Sejatinya budaya seniman naik truk sangat sulit dipangkas. Ini karena seniman sangat identik dengan kegiatan ritual keagamaan, seperti upacara melasti, misalnya, yang selalu dibarengi dengan gamelan baleganjur, di mana para penabuhnya naik truk sambil megambel.

Namun, khusus seniman yang tampil untuk seni pertunjukan turistik semestinya tidak boleh naik truk. Tapi, pada kenyataannya seniman acapkali naik truk, karena alasan sangat klasik. Yakni faktor biaya akibat bayaran yang murah. Inilah ironi yang mesti mendapatkan penanganan lebih serius dan komitmen bersama dari elite politik penguasa pemangku kebijakan. Supaya budaya seniman naik truk tidak disalahartikan.

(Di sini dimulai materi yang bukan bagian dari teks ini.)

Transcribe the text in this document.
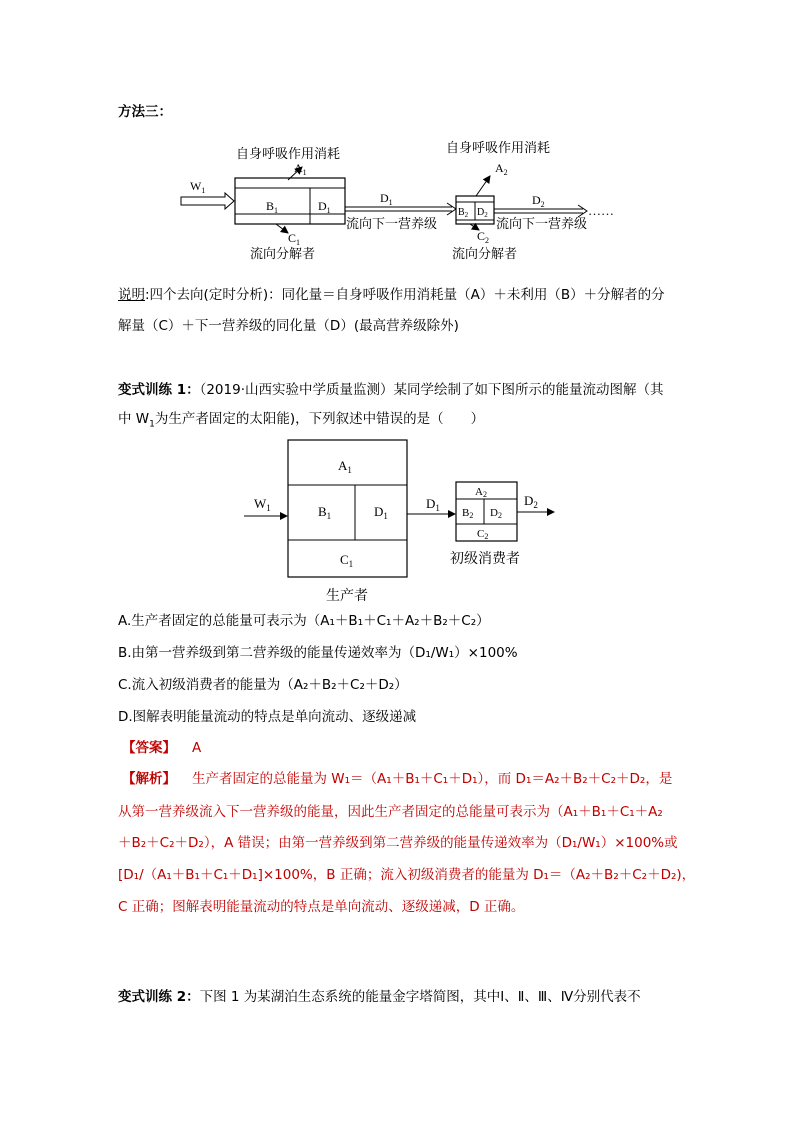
方法三：
自身呼吸作用消耗	自身呼吸作用消耗
$W_1$
$B_1$	$D_1$
$A_1$
$C_1$
流向分解者
$D_1$
流向下一营养级
$B_2$ $D_2$
$A_2$
$C_2$
流向分解者
$D_2$
流向下一营养级
……
说明:四个去向(定时分析)：同化量＝自身呼吸作用消耗量（A）＋未利用（B）＋分解者的分
解量（C）＋下一营养级的同化量（D）(最高营养级除外)
变式训练 1：（2019·山西实验中学质量监测）某同学绘制了如下图所示的能量流动图解（其
中 $W_1$为生产者固定的太阳能)，下列叙述中错误的是（　　）
$A_1$
$B_1$	$D_1$
$C_1$
生产者
$W_1$	$D_1$
A2
B2 D2
C2
初级消费者
$D_2$
A.生产者固定的总能量可表示为（A₁＋B₁＋C₁＋A₂＋B₂＋C₂）
B.由第一营养级到第二营养级的能量传递效率为（D₁/W₁）×100%
C.流入初级消费者的能量为（A₂＋B₂＋C₂＋D₂）
D.图解表明能量流动的特点是单向流动、逐级递减
【答案】 A
【解析】 生产者固定的总能量为 W₁＝（A₁＋B₁＋C₁＋D₁），而 D₁＝A₂＋B₂＋C₂＋D₂，是
从第一营养级流入下一营养级的能量，因此生产者固定的总能量可表示为（A₁＋B₁＋C₁＋A₂
＋B₂＋C₂＋D₂），A 错误；由第一营养级到第二营养级的能量传递效率为（D₁/W₁）×100%或
[D₁/（A₁＋B₁＋C₁＋D₁]×100%，B 正确；流入初级消费者的能量为 D₁＝（A₂＋B₂＋C₂＋D₂)，
C 正确；图解表明能量流动的特点是单向流动、逐级递减，D 正确。
变式训练 2：下图 1 为某湖泊生态系统的能量金字塔简图，其中Ⅰ、Ⅱ、Ⅲ、Ⅳ分别代表不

Demikian diungkap oleh Prof. Dr. I Wayan Dibia, guru besar Institut Seni Indonesia (ISI) Denpasar. Dia mengakui budaya seniman naik truk untuk seni pertunjukan turistik memang harus dipangkas. Tapi, tanpa adanya aturan hukum dengan sanksi yang mengikat serta komitmen bersama untuk mengawasinya tentu akan sangat sulit. Di samping itu, langkah yang patut diperhatikan dalam memangkas seniman naik truk yakni dengan meningkatkan kesejahteraannya.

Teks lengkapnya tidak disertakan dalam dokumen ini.